At a glance.
- Biden Administration moves on from the Bulk Power Order?
- Members of Congress talk about giving CISA a larger appropriation.
- Creativity in law enforcement, from Washington to Paris.
Biden Administration moves on from the Bulk Power Order?
JD Supra says last week’s Energy Department moves around EO 13920 “effectively established a clean slate for” US bulk power security policy. In sum, Energy revoked the Prohibition Order, published a Request for Information, and launched a new Cybersecurity Initiative, a “100-Day Plan.” The Plan involves electric utilities and the Cybersecurity and Infrastructure Security Agency (CISA) in securing software, systems, networks, and facilities, and covers situational awareness, detection, mitigation, response, and forensics efforts in OT, IT, and ICS environments.
Members of Congress talk about giving CISA a larger appropriation.
According to MSSP Alert, US Representatives Jim Langevin (Democrat, Rhode Island 2nd) and Mike Gallagher (Republican, Wisconsin 8th) are encouraging the House Appropriations Committee to give CISA another $400 million for fiscal year 2022. Without such investments, the representatives argue, CISA will “fall far short of the strong and effective cybersecurity agency the U.S. badly needs.”
Creativity in law enforcement, from Washington to Paris.
AP reviews the implications of the FBI’s recent remote remediation of unaddressed instances of Hafnium’s parting gift to host Microsoft Exchange servers. Privacy campaigners sounded alarms after the agency cleared web shells from hundreds of systems without their operators’ go-ahead. A Texas federal judge approved the novel mission, which the AP described as “the virtual equivalent of police going around the neighborhood locking doors that criminals had opened remotely.”
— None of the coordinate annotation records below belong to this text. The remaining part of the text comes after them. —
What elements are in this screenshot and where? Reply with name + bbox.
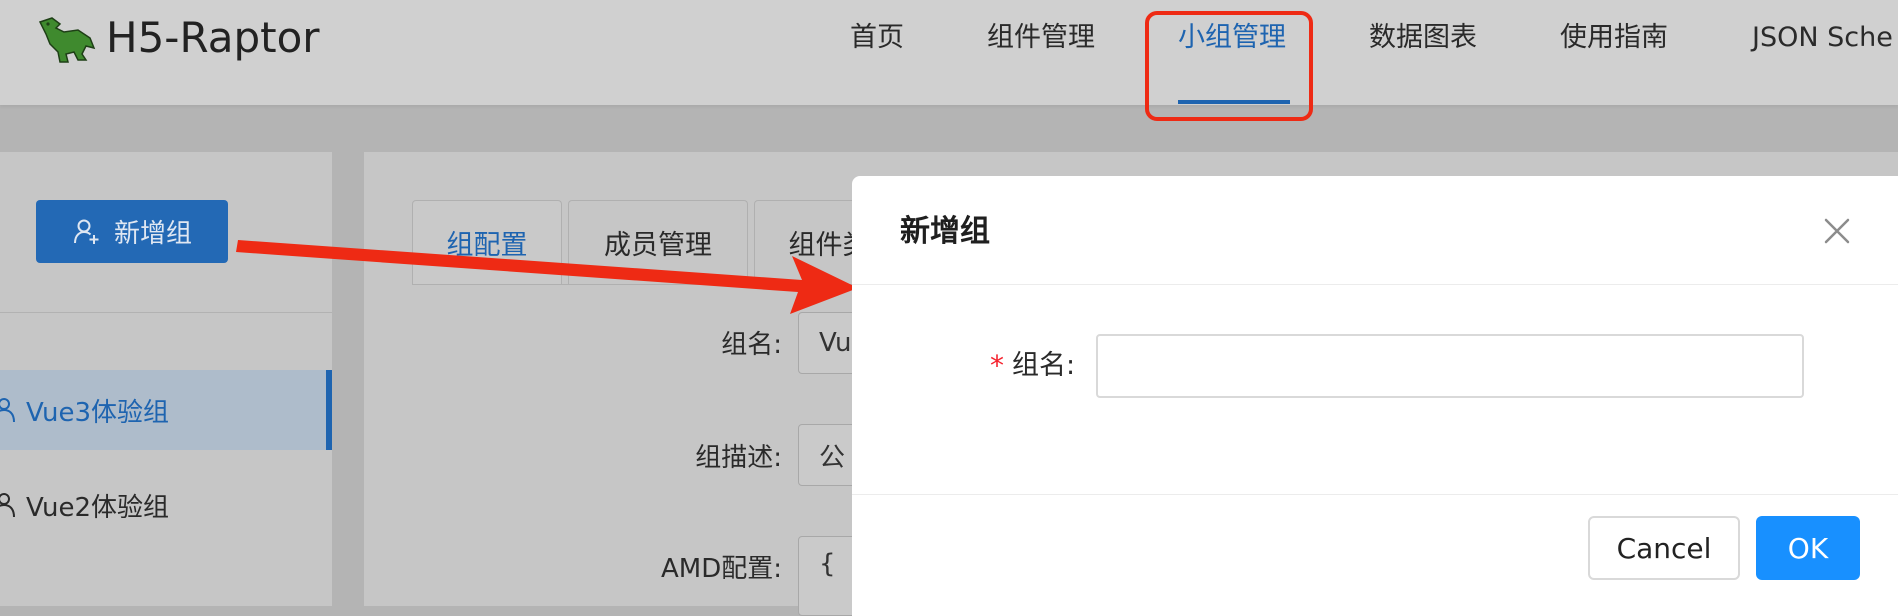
modal-footer-divider xyxy=(852,494,1898,495)
app-name[interactable]: H5-Raptor xyxy=(106,10,320,66)
sidebar-divider xyxy=(0,312,332,313)
amd-config-label: AMD配置: xyxy=(661,554,782,584)
modal-group-name-input[interactable] xyxy=(1096,334,1804,398)
close-icon[interactable] xyxy=(1820,214,1854,248)
sidebar-item-vue3-group[interactable]: Vue3体验组 xyxy=(0,370,332,450)
tab-group-config[interactable]: 组配置 xyxy=(412,200,562,284)
modal-header-divider xyxy=(852,284,1898,285)
annotation-highlight-box xyxy=(1145,11,1313,121)
user-add-icon xyxy=(73,219,99,244)
sidebar-item-label: Vue2体验组 xyxy=(26,492,170,523)
sidebar-item-vue2-group[interactable]: Vue2体验组 xyxy=(0,465,332,545)
cancel-button[interactable]: Cancel xyxy=(1588,516,1740,580)
nav-data-charts[interactable]: 数据图表 xyxy=(1369,20,1477,56)
add-group-button[interactable]: 新增组 xyxy=(36,200,228,263)
group-name-label: 组名: xyxy=(721,330,782,360)
nav-user-guide[interactable]: 使用指南 xyxy=(1560,20,1668,56)
user-icon xyxy=(0,398,15,423)
nav-json-schema[interactable]: JSON Sche xyxy=(1752,20,1893,56)
ok-button[interactable]: OK xyxy=(1756,516,1860,580)
modal-group-name-label: 组名: xyxy=(1012,350,1076,381)
add-group-label: 新增组 xyxy=(113,219,192,249)
tab-member-management[interactable]: 成员管理 xyxy=(568,200,748,284)
user-icon xyxy=(0,493,15,518)
nav-component-management[interactable]: 组件管理 xyxy=(987,20,1095,56)
nav-home[interactable]: 首页 xyxy=(850,20,904,56)
required-mark: * xyxy=(990,349,1004,382)
dinosaur-logo-icon xyxy=(38,17,96,63)
sidebar-item-label: Vue3体验组 xyxy=(26,397,170,428)
modal-title: 新增组 xyxy=(900,214,990,249)
group-description-label: 组描述: xyxy=(695,443,782,473)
Assistant Attorney General John Demers said the Justice Department faced a choice between intervention and letting the malware fester. “We don’t yet have sort of worked out what our criteria are going to be going forward,” he continued, while clarifying that the maneuver won’t be “a tool of first resort,” and the Department is mindful of potential collateral system damage.
Meanwhile in La Ville Lumière, under growing pressure to address the threat of terrorism, the French Government intends to seek Parliament’s permission to surveil suspects’ online activity using AI, the Wall Street Journal reports. If successful, the new regulation would allow the state to direct telecom firms to track real-time URL visits, with algorithms that notify intelligence personnel in the event of flagged patterns.